To the ideological right, this is heaven
on Earth. To the working men and women in America, this is a quicker road to
serfdom than anything that economist F. A. Hayek could have conjured up — a land
of Goliaths and a population of Davids, where wages, pressured by global corporations,
experience free-fall.
Put another way, this kind of dream
portends a 21st century with corporate fiefdoms and an ever-growing number of
consumer-serfs. It frees up the power of the already powerful. Worse still, government
collusion with big business that transfers public wealth to private executives,
in what Naomi Klein calls corporatism,
erases all hope for a better future for average Americans. The feudalism of the
Middle Ages can’t really be that much different from what could become of
America if the growth of income inequality continues to escalate.
To her credit, novelist Ayn Rand warned
against government complicity with big business. Too bad she didn’t know enough
about human nature to realize that her virtuous fictional character John Galt is
a creature that does not exist in the real world of business.
All John Galt pretenders are causalities
to vice or corruption of one kind or another. That’s why we need a government that’s
accountable to the people and has enough muscle to deal with giants without
being intimidated or stomped into submission.
It is a well-accepted premise that pure
communism and pure socialism are unworkable ideologies. But so is pure capitalism.
The wants, needs, temperaments, talents, beliefs and traditions of human beings
with diverse backgrounds require an economic system calibrated to sustain a
high quality of life for all citizens, not just a few super-needy individuals
following a myopic ideology.
Hayek maintained that government involvement
in the economy would lead to serfdom. Indeed, corporatism does the trick. But
so will capitalists accountable only to markets that they create and control.
There are many roads to serfdom but none quicker than the thoroughfares run by
international corporations shadowed by small, ineffectual governments.

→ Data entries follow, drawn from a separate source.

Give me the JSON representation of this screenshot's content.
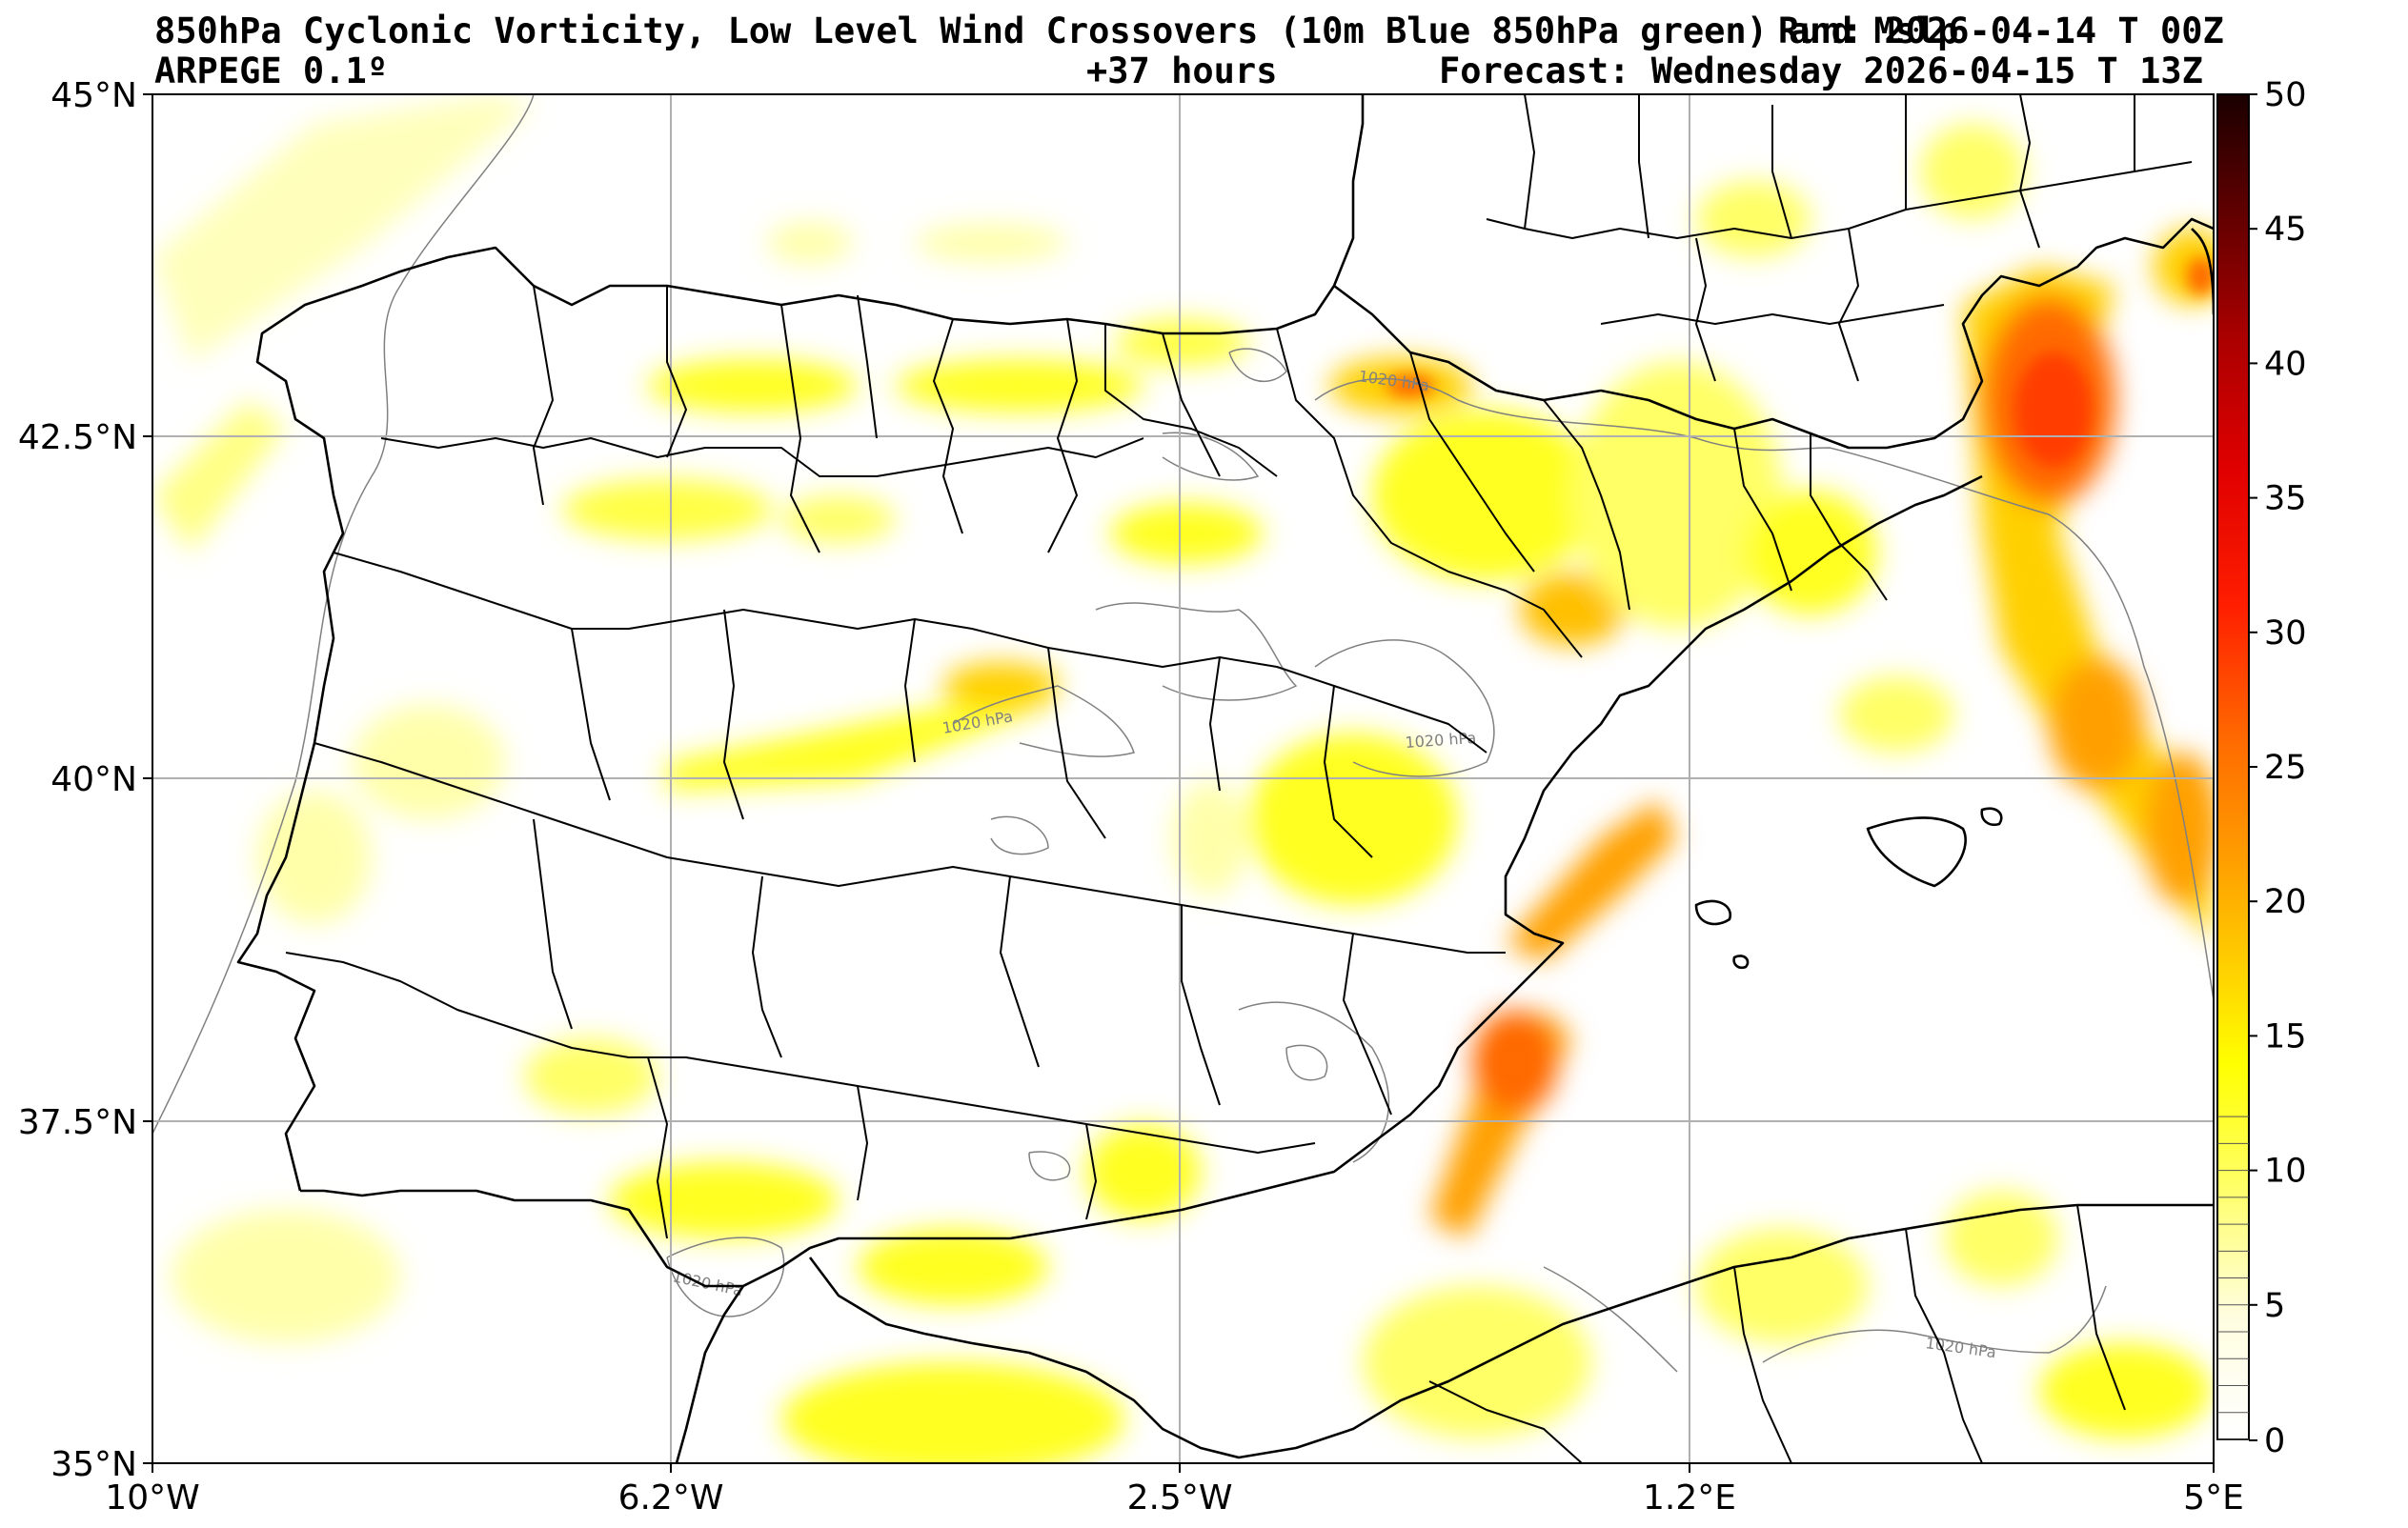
{
  "header": {
    "title_line1": "850hPa Cyclonic Vorticity, Low Level Wind Crossovers (10m Blue 850hPa green) and Mslp",
    "run_text": "Run: 2026-04-14 T 00Z",
    "model": "ARPEGE 0.1º",
    "lead_time": "+37 hours",
    "forecast": "Forecast: Wednesday 2026-04-15 T 13Z"
  },
  "map": {
    "lon_ticks": [
      "10°W",
      "6.2°W",
      "2.5°W",
      "1.2°E",
      "5°E"
    ],
    "lat_ticks": [
      "45°N",
      "42.5°N",
      "40°N",
      "37.5°N",
      "35°N"
    ],
    "isobar_label": "1020 hPa",
    "colors": {
      "land_border": "#000000",
      "isobar": "#808080",
      "grid": "#b0b0b0"
    }
  },
  "colorbar": {
    "min": 0,
    "max": 50,
    "labels": [
      "50",
      "45",
      "40",
      "35",
      "30",
      "25",
      "20",
      "15",
      "10",
      "5",
      "0"
    ],
    "ramp": [
      "#ffffff",
      "#ffff99",
      "#ffff00",
      "#ffd200",
      "#ffa500",
      "#ff7800",
      "#ff3c00",
      "#ff0000",
      "#d20000",
      "#960000",
      "#5a0000",
      "#1a0000"
    ]
  }
}
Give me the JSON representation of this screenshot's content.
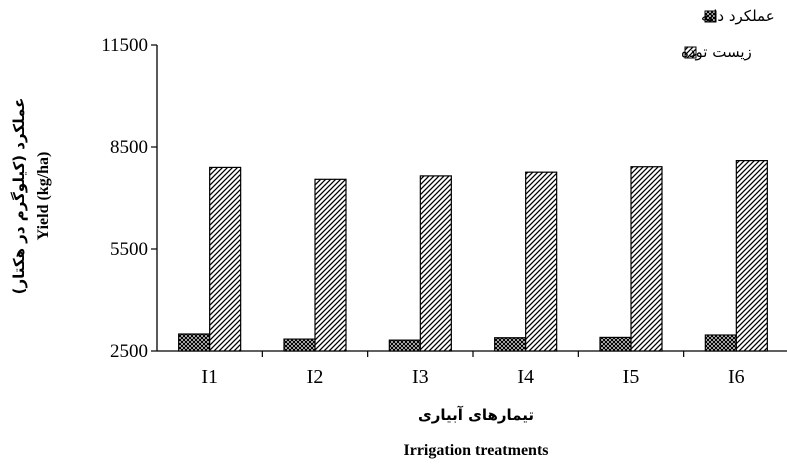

A few years ago, Dutch economist Jan Pen
asked us to imagine people’s height as being proportional to their income, making
average income equal to average height. He asked us to picture everyone in
America walking by us in one hour’s time in ascending order of their income.
In the first several minutes of the
procession, the passersby would be invisible. It would take 45 minutes before
people of today’s normal height would appear. Then, with six minutes to go,
giants would begin to pass by. And near the end, these individuals would be
more than two miles tall. Of course, that was some time ago. Today the last few
would likely be much taller.
A close reading of American history shows
beyond a doubt that our health as a nation is dependent in large part on a
vibrant middle class. Extreme inequality severely weakens our economic
foundation.
The incessant roar to reduce the size of
government has so oversimplified the politics of the matter that few people
even give the issue much thought. It’s simply accepted as fact by a growing
number of people that all of the world’s ills are due to big government, end of
story.
Thomas Jefferson, Thomas Paine and Henry
David Thoreau are often mentioned in connection with the assertion that “the
government that governs best is the government that governs least.” This
declaration is no doubt true. But it also has less to do with the size of
government than with efficiency and effectiveness.
All three of these men were strong
advocates for effective government, and after making the statement above,
Thoreau clarified that his aspirations were not necessarily for making
government small but rather for bringing about better government. We would be
well advised to heed his wisdom. Instead of continuously ranting about the need
for small government, we must decide, once and for all, what we expect from
government and then make sure we get it.
Capitalism is an extremely powerful
system, so much so that it cannot be sustained without safeguards. To make America
safe for “creative destruction” requires responsible citizens and the
collective authority to see that we are not overrun by giants accountable to no
one but themselves. Our anthem is “We the people,” not we the serfs.